Hujan & Kenangan Masa Kanak-Kanak.

in OCD3 years ago

IMG_20210306_131610.jpg

AZAN DUHUR. Sabtu, 6 Maret 2021. Hujan turun deras. Diselingi kilat dan gemuruh petir, dan angin yang meski tak seberapa kencang tapi cukup membuat hujan menempiaskan airnya hingga ke teras rumah. Tempat aku termangu sedari tadi, ditemani kopi, rokok, asbak, dan seekor kucing yang meringkuk di atas keset depan daun pintu.

Halaman tergenang. Tepat di bawah talangan, alur kecil terbentuk dengan sendirinya dan air hujan yang mengalir deras adalah arung jeram bagi kawanan semut yang barangkali sangkarnya di lelubang tanah telah tergenang sejak hujan pertama.

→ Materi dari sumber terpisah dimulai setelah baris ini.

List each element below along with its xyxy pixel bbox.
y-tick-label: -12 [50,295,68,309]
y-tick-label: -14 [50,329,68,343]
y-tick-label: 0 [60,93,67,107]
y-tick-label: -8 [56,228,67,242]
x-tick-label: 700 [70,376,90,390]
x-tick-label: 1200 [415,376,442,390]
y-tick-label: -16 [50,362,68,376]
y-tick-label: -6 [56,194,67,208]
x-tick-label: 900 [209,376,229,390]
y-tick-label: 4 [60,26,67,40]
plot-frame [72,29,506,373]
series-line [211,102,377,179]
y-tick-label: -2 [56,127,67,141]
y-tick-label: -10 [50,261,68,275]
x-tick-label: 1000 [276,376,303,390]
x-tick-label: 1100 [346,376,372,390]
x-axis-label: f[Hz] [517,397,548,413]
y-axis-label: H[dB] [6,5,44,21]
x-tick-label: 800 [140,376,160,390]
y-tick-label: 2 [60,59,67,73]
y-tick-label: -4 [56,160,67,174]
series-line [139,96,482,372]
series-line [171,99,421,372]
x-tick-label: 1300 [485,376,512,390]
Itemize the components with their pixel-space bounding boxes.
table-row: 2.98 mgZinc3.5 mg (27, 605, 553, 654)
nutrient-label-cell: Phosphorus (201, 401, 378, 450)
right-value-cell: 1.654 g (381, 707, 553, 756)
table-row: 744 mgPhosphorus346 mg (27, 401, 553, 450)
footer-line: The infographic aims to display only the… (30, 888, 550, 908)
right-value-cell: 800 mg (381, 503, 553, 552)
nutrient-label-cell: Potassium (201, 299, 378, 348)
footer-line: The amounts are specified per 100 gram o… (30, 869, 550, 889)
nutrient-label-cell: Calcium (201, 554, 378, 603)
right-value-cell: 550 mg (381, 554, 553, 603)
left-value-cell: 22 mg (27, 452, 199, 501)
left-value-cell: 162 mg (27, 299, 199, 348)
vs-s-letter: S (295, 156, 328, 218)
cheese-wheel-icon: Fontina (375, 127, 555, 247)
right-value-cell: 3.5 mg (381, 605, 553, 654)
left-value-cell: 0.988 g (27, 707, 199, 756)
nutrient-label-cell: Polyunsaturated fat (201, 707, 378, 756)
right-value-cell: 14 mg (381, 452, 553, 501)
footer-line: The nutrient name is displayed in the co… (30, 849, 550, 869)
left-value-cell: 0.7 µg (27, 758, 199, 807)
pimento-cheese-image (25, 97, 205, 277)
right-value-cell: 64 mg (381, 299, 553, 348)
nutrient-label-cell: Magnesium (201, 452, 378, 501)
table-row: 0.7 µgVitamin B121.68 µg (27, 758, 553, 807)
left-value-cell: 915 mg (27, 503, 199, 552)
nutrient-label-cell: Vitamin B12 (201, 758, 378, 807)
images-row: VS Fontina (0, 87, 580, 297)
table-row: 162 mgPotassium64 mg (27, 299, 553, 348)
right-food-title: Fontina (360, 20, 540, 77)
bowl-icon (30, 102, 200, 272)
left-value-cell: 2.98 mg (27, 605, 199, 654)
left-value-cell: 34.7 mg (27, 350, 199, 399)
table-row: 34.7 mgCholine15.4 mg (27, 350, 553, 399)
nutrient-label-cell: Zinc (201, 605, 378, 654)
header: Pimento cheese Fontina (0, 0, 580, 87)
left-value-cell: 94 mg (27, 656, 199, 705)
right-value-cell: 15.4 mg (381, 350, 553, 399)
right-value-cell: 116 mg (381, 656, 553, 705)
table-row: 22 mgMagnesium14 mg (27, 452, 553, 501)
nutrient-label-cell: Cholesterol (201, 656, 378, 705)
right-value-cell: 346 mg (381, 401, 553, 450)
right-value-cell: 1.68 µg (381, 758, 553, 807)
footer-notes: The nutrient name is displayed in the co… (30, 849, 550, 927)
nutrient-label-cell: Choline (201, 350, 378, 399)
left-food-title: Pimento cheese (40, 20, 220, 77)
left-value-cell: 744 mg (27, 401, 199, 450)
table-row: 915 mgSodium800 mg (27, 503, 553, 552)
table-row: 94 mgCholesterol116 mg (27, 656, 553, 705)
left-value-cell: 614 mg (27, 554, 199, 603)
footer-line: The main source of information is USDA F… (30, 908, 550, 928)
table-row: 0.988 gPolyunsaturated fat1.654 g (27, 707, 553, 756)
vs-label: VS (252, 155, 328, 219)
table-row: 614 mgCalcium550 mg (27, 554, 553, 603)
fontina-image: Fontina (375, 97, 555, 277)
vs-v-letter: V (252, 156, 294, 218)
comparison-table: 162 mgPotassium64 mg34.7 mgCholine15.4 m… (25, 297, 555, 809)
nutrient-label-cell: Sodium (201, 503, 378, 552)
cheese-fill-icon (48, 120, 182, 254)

Sepasang sandal hanyut. Lantas tersangkut di pot bunga. Dan alur kecil membelok ke sisi lainnya menerabas rerumputan yang tumbuh di sela-sela batu bata pembatas taman kecil depan rumah.

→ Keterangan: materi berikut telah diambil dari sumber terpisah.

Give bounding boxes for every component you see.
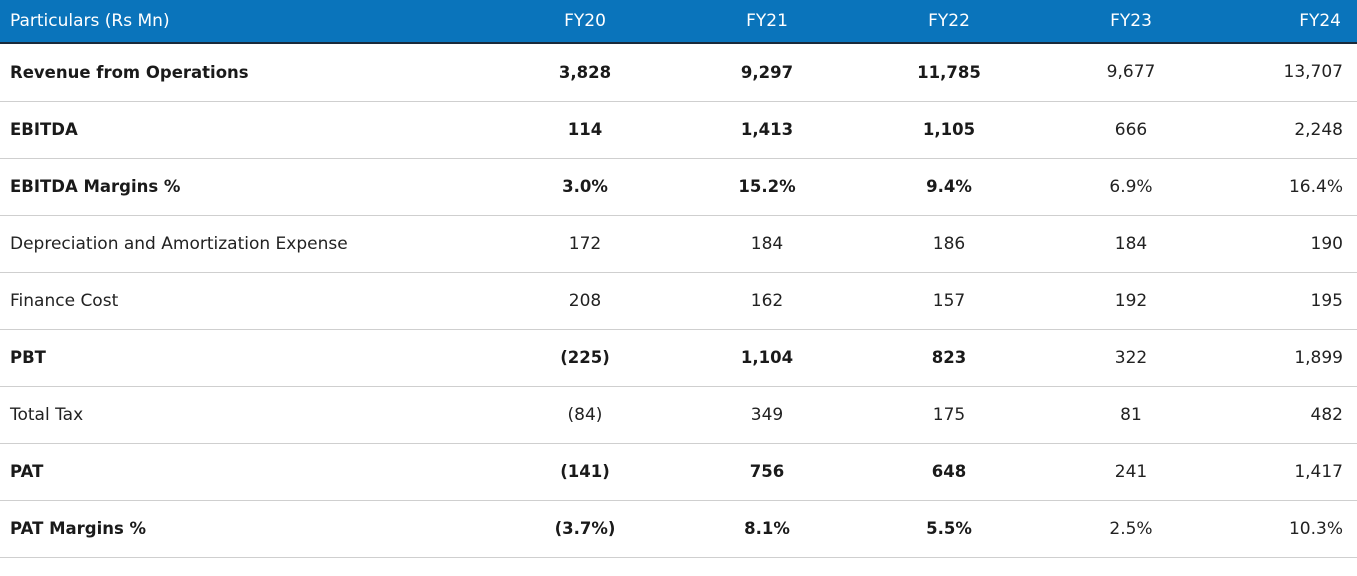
cell-fy23: 322 xyxy=(1114,347,1148,368)
cell-fy20: (84) xyxy=(567,404,603,425)
cell-fy20: (141) xyxy=(560,462,610,481)
cell-fy20: 3,828 xyxy=(558,62,612,82)
cell-fy22: 186 xyxy=(932,233,966,254)
cell-fy23: 81 xyxy=(1120,404,1142,425)
row-label: PBT xyxy=(10,348,46,367)
cell-fy21: 8.1% xyxy=(744,519,790,538)
row-label: EBITDA xyxy=(10,120,78,139)
row-label: PAT xyxy=(10,462,44,481)
table-row: PAT Margins % (3.7%) 8.1% 5.5% 2.5% 10.3… xyxy=(0,500,1357,557)
table-header: Particulars (Rs Mn) FY20 FY21 FY22 FY23 … xyxy=(0,0,1357,44)
cell-fy23: 666 xyxy=(1114,119,1148,140)
cell-fy24: 2,248 xyxy=(1294,119,1343,140)
table-row: EBITDA 114 1,413 1,105 666 2,248 xyxy=(0,101,1357,158)
cell-fy21: 756 xyxy=(749,462,785,481)
cell-fy21: 349 xyxy=(750,404,784,425)
cell-fy21: 1,413 xyxy=(740,120,794,139)
cell-fy20: 208 xyxy=(568,290,602,311)
table-body: Revenue from Operations 3,828 9,297 11,7… xyxy=(0,43,1357,557)
header-fy21: FY21 xyxy=(676,0,858,44)
row-label: PAT Margins % xyxy=(10,519,147,538)
table-row: PBT (225) 1,104 823 322 1,899 xyxy=(0,329,1357,386)
cell-fy22: 11,785 xyxy=(917,62,981,82)
cell-fy21: 9,297 xyxy=(740,62,794,82)
cell-fy24: 10.3% xyxy=(1288,518,1343,539)
cell-fy22: 157 xyxy=(932,290,966,311)
cell-fy22: 5.5% xyxy=(926,519,972,538)
header-fy24: FY24 xyxy=(1222,0,1357,44)
cell-fy24: 482 xyxy=(1310,404,1343,425)
cell-fy20: (3.7%) xyxy=(554,519,616,538)
financial-summary-table: Particulars (Rs Mn) FY20 FY21 FY22 FY23 … xyxy=(0,0,1357,557)
cell-fy23: 6.9% xyxy=(1109,176,1153,197)
table-row: EBITDA Margins % 3.0% 15.2% 9.4% 6.9% 16… xyxy=(0,158,1357,215)
cell-fy21: 1,104 xyxy=(740,348,794,367)
header-fy23: FY23 xyxy=(1040,0,1222,44)
table-row: Revenue from Operations 3,828 9,297 11,7… xyxy=(0,43,1357,101)
cell-fy21: 162 xyxy=(750,290,784,311)
header-fy20: FY20 xyxy=(494,0,676,44)
table-row: Depreciation and Amortization Expense 17… xyxy=(0,215,1357,272)
cell-fy24: 16.4% xyxy=(1288,176,1343,197)
cell-fy24: 1,417 xyxy=(1294,461,1343,482)
cell-fy22: 648 xyxy=(931,462,967,481)
row-label: Total Tax xyxy=(10,404,84,425)
cell-fy20: (225) xyxy=(560,348,610,367)
cell-fy22: 9.4% xyxy=(926,177,972,196)
cell-fy20: 172 xyxy=(568,233,602,254)
cell-fy22: 823 xyxy=(931,348,967,367)
cell-fy23: 241 xyxy=(1114,461,1148,482)
cell-fy21: 15.2% xyxy=(738,177,796,196)
cell-fy20: 114 xyxy=(567,120,603,139)
cell-fy23: 2.5% xyxy=(1109,518,1153,539)
row-label: EBITDA Margins % xyxy=(10,177,181,196)
header-particulars: Particulars (Rs Mn) xyxy=(0,0,494,44)
cell-fy23: 192 xyxy=(1114,290,1148,311)
cell-fy22: 175 xyxy=(932,404,966,425)
cell-fy24: 190 xyxy=(1310,233,1343,254)
cell-fy24: 13,707 xyxy=(1283,62,1343,83)
table-row: Finance Cost 208 162 157 192 195 xyxy=(0,272,1357,329)
cell-fy24: 1,899 xyxy=(1294,347,1343,368)
cell-fy23: 184 xyxy=(1114,233,1148,254)
row-label: Finance Cost xyxy=(10,290,119,311)
header-fy22: FY22 xyxy=(858,0,1040,44)
cell-fy20: 3.0% xyxy=(562,177,608,196)
table-row: Total Tax (84) 349 175 81 482 xyxy=(0,386,1357,443)
cell-fy22: 1,105 xyxy=(922,120,976,139)
row-label: Revenue from Operations xyxy=(10,62,249,82)
cell-fy24: 195 xyxy=(1310,290,1343,311)
row-label: Depreciation and Amortization Expense xyxy=(10,233,348,254)
header-row: Particulars (Rs Mn) FY20 FY21 FY22 FY23 … xyxy=(0,0,1357,44)
cell-fy23: 9,677 xyxy=(1106,62,1156,83)
table-row: PAT (141) 756 648 241 1,417 xyxy=(0,443,1357,500)
cell-fy21: 184 xyxy=(750,233,784,254)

Kucing masih meringkuk di tempat semula. Aku menyeruput kopi kesekian kalinya dan rokok yang kusulut kini adalah batang ketiga. Hujan masih sama derasnya. Sementara halaman telah menjadi lautan kecipak rintik hujan yang sekira kau ada keinginan menghitung jumlahnya kusarankan untuk tidak memberitahukannya pada siapa pun, kecuali kau siap dengan segala kemungkinan anggapan kemudian hari.

IMG_20210306_133434.jpg

Saat-saat hujan begini aku ingat kampung. Ingat ketika kanak-kanak dulu yang akan serta merta bermain di halaman rumah atau bahkan di sepanjang lorong-lorong kampung, menikmati guyuran hujan dengan berlarian bersama teman-teman. Tentu saja tanpa sepengetahuan ibu, dengan cara menyelinap diam-diam, mangkir dari ritual tidur siang, sementara ia tengah ladat menganyam tikar di serambi.

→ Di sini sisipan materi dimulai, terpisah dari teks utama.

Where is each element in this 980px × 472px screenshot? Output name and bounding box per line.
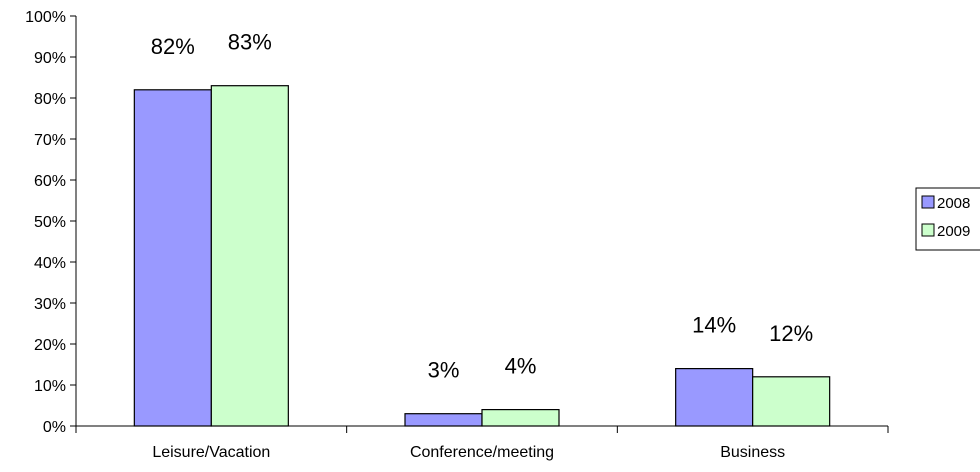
y-tick-label: 50% (34, 214, 66, 231)
x-category-label: Conference/meeting (410, 444, 554, 461)
data-label: 83% (228, 30, 272, 55)
x-category-label: Leisure/Vacation (152, 444, 270, 461)
bars (133, 85, 831, 427)
y-tick-label: 70% (34, 132, 66, 149)
y-axis: 0% 10% 20% 30% 40% 50% 60% 70% 80% 90% 100% (25, 9, 77, 436)
legend-label: 2008 (937, 195, 970, 212)
bar-2008-1 (404, 413, 483, 427)
y-tick-label: 80% (34, 91, 66, 108)
bar-2008-2 (675, 368, 754, 427)
data-label: 14% (692, 313, 736, 338)
y-tick-label: 100% (25, 9, 66, 26)
y-tick-label: 30% (34, 296, 66, 313)
y-tick-label: 0% (43, 419, 66, 436)
x-category-label: Business (720, 444, 785, 461)
data-labels: 82% 83% 3% 4% 14% 12% (151, 30, 813, 383)
data-label: 4% (505, 354, 537, 379)
data-label: 3% (428, 358, 460, 383)
y-tick-label: 60% (34, 173, 66, 190)
y-tick-label: 40% (34, 255, 66, 272)
legend-box (915, 187, 980, 251)
data-label: 82% (151, 34, 195, 59)
y-tick-label: 20% (34, 337, 66, 354)
data-label: 12% (769, 321, 813, 346)
y-tick-label: 10% (34, 378, 66, 395)
bar-2009-0 (210, 85, 289, 427)
bar-2008-0 (133, 89, 212, 427)
legend-label: 2009 (937, 223, 970, 240)
bar-2009-2 (752, 376, 831, 427)
legend-swatch (921, 195, 935, 209)
legend-swatch (921, 223, 935, 237)
y-tick-label: 90% (34, 50, 66, 67)
legend: 2008 2009 (915, 187, 980, 251)
bar-2009-1 (481, 409, 560, 427)
x-axis: Leisure/Vacation Conference/meeting Busine… (75, 425, 889, 461)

Tepat ketika ibu tahu bahwa anaknya yang batat ini sudah tidak ada di kamar, aku bersama teman-teman telah berada di ujung kampung. Basah kuyup, penuh lumpur. Karena yang tengah kami lakukan dengan antusias kini adalah bermain perosotan dari puncak sebuah bukit kecil yang licin dengan mengandalkan situek atawa pelepah pinang sebagai dudukan.

Sungguh, mengingat kenangan bermain hujan ketika kanak-kanak dulu, yang mengambang di kedua kelopak mata adalah sosok ibu. Sketsa wajahnya yang lembut dan kini telah berkeriput mengada di sebalik tirai hujan. Lantas kelopak mata yang dipenuhi wajah ibu memancar mata air hingga aku tersadar; ada yang membulir di kedua pipi.